The Hard Thing to Remember About "Making Progress"
I look around our home after signing a lease renewal for another year.
It's a beautiful home. We love it. A slope on the roof, big oak trees in the front yard, powder blue with black window frames. It's creaky, but in the best of ways. Sometimes when I lay awake at night and the house shifts, I imagine it's telling me the story of who it is.
I'm reminded of the opening lines from Dana Gioia's poem, Insomnia:
Now you hear what the house has to say.
Pipes clanking, water running in the dark,
the mortgaged walls shifting in discomfort...
As much as I love living in this home, some moments are robbed of their joy because there are a few pictures yet to be hung. The chairs in the living room are placeholders from a friend - we've yet to find the chairs that we love.
We're not completely moved in yet.
If I'm not careful, this leads to a sense of dissatisfaction; I can focus more on wanting my environment to be settled into than settling into the reality of my life. My enjoyment becomes contingent upon the future I fantasize about coming to pass - on my terms.
I recall feeling similarly as I approached college graduation; I spent a good deal of time lamenting the post-graduate transition I was about to endure. I remember wishing I could fast-forward through the awkward stages of learning new things and/or finding my way so I could arrive at a place where, again, things felt calm and familiar.
One afternoon while I complained to a friend about life not moving along fast enough, she instructed me to listen to Billy Joel's Vienna
That afternoon I took a walk along the San Marcos river listening to Billy Joel croon:
Too bad, but it's the life you lead
You're so ahead of yourself that you forgot what you need...

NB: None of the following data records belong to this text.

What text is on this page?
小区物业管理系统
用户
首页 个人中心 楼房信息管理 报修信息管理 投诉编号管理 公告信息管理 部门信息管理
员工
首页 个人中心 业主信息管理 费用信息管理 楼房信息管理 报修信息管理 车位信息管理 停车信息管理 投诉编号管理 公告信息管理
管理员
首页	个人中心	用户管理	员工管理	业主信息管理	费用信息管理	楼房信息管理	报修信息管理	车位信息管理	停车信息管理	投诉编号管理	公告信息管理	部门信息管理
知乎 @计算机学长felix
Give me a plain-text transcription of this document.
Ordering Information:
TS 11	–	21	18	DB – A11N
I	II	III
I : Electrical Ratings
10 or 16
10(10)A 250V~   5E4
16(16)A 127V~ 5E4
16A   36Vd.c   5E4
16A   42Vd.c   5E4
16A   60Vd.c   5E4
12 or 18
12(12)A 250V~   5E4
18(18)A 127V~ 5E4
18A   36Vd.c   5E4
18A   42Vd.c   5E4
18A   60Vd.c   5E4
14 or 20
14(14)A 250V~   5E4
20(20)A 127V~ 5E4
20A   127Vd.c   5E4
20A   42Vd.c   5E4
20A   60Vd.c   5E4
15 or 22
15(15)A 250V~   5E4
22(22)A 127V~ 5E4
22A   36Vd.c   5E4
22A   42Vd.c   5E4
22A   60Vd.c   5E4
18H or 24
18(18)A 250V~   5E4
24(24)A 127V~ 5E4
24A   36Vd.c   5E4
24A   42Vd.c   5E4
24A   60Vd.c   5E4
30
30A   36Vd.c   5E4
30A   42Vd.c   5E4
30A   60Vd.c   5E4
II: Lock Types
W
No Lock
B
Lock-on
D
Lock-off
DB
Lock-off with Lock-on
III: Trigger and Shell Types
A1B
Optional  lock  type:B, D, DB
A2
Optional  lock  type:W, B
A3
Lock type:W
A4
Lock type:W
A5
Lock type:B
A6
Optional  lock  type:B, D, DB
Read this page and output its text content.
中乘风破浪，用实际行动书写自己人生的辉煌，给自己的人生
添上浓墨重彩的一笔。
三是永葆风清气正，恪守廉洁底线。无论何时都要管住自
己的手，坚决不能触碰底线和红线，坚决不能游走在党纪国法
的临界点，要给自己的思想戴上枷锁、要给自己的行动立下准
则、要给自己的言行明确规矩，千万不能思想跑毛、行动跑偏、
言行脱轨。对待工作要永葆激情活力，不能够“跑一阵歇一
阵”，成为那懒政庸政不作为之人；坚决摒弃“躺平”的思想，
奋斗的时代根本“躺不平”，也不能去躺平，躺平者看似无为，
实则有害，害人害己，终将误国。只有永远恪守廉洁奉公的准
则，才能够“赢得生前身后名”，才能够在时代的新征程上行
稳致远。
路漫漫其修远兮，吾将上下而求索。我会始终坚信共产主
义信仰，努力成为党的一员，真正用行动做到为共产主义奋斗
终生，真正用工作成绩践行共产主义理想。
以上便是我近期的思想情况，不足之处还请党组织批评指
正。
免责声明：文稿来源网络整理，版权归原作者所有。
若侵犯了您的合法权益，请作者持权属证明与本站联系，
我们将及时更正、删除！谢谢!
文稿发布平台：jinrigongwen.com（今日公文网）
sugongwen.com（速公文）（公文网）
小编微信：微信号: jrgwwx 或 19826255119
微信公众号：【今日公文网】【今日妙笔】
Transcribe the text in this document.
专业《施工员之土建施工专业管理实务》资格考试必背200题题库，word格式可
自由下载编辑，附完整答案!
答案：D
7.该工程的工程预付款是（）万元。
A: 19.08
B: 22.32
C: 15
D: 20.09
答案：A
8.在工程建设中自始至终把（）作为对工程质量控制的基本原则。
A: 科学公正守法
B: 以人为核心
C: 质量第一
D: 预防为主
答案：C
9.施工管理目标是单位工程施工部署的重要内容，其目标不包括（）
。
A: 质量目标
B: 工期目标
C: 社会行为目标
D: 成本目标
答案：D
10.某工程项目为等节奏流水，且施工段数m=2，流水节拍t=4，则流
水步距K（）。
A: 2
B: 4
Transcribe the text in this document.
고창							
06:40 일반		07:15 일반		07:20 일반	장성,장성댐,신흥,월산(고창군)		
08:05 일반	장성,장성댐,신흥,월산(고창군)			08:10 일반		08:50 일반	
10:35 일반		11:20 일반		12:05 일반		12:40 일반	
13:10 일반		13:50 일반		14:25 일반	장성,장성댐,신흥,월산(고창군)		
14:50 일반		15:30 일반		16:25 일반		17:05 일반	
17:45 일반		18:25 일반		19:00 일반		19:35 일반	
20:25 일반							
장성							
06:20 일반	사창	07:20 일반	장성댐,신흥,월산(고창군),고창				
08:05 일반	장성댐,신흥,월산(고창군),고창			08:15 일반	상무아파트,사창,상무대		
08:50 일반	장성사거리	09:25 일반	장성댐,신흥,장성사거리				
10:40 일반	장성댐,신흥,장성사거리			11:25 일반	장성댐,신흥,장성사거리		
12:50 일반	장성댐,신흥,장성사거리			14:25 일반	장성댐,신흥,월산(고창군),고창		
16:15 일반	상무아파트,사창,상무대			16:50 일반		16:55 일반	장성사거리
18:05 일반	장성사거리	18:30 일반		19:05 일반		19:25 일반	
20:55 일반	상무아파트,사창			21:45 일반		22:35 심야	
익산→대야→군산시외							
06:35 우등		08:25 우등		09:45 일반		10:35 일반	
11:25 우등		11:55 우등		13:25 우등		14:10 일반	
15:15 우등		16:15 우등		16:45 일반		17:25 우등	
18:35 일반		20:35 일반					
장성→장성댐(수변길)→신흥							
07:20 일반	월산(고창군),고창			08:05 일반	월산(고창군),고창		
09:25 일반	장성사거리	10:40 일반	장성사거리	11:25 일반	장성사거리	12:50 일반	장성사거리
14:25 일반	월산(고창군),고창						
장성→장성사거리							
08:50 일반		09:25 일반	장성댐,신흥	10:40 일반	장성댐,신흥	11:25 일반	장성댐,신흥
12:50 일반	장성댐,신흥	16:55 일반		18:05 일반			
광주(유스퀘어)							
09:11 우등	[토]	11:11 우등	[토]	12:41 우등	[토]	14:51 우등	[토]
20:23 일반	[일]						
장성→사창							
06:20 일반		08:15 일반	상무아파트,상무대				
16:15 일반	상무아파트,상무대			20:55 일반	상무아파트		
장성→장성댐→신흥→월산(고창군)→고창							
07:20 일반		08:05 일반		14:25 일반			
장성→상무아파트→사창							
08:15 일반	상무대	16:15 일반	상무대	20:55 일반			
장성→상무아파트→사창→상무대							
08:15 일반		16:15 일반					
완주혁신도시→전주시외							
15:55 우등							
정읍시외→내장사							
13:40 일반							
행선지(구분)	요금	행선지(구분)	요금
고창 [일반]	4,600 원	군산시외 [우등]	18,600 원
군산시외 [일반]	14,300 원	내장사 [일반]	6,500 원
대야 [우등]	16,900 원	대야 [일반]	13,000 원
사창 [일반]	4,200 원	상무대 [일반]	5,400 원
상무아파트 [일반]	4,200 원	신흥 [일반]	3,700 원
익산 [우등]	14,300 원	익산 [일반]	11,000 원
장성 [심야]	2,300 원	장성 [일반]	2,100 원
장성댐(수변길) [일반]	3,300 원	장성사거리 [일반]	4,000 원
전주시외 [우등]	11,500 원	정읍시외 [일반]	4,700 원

We want everything we want when we want it.
But what if we remembered that we're poor judges of what makes us happy?
What if we reminded ourselves that most of the happiness in our lives up to this point has been happy happenstance rather than controlled and predictable pleasure that we achieved by trying hard enough to be happy?
Harvard psychologist Daniel Gilbert says in his book Stumbling on Happiness, “We cannot feel good about an imaginary future when we are busy feeling bad about an actual present.”
So maybe my dissatisfaction with how 'moved in' to our house I feel serves less as a motivator to finally get moved in and, instead, is the culprit of my sustained sense of disappointment?
I share this not because you need a reminder that living in the present moment is probably a better way to feel satisfied with your life station. We all know that.
This is top of mind because, lately I've taken to blaming myself for my life not moving fast enough in the right direction.
To continue with the example of our home: The issue is not necessarily that I'm waiting for my home to feel appropriately decorated so I can happy, it's that I fault myself for not having been productive enough on the weekends or caring enough about our environment to prioritize the final phases of nesting.
It feels like I’m to blame, not the unpredictable circumstances of life, that our walls are without framed photos.
And that's not good to carry around.
I wonder if you can relate.
Perhaps more than a fleeting sense of happiness, it's a sense of progress many of us are after these days. Which is maybe the American version of happiness?
We feel like we must always be moving forward, growing, upgrading, covering ground - so much so, that even our time off should include lots of exercise, reading, purging your closets, meal prepping and catching up with everyone who texted you happy birthday two months ago that you haven't texted back yet.
For me, unhappiness these days tends to rhyme with feeling behind. Or not being ‘adult’ enough. Or not being motivated, driven, or entrepreneurial enough.
I'm about to publish my first book, which I started writing over four years ago. Meanwhile, I was just asked to write the foreword for a colleague's book which he wrote in the last four months. He's going to publish his book in the same month I publish mine, and he wrote the entire thing in the amount of time it took me to decide on the artwork for my book's cover design.
What is wrong with me?
One afternoon during a late lunch I shared this with a friend who has walked alongside me on the journey of writing a book. He smiled at me and swatted at a fly buzzing around his head - "Maybe things just take as long as they take" he offered.
If I'm not careful I could take his advice to the extreme and excuse all kinds of procrastination and avoidant behavior.
But you and I both get what he meant.
He meant that us well-intentioned folk who are doing as good as we know how could take it easier on ourselves. We could accept that we're not moving as fast as others, or as fast as our inner critics think we should. And that's OK. Because sometimes things take as long a they take.
And just as we don't really know what makes us happier, we probably don't know how quickly or slowly we're supposed to be making progress.
I like what they say in Alcoholics Anonymous - it's about progress and not perfection.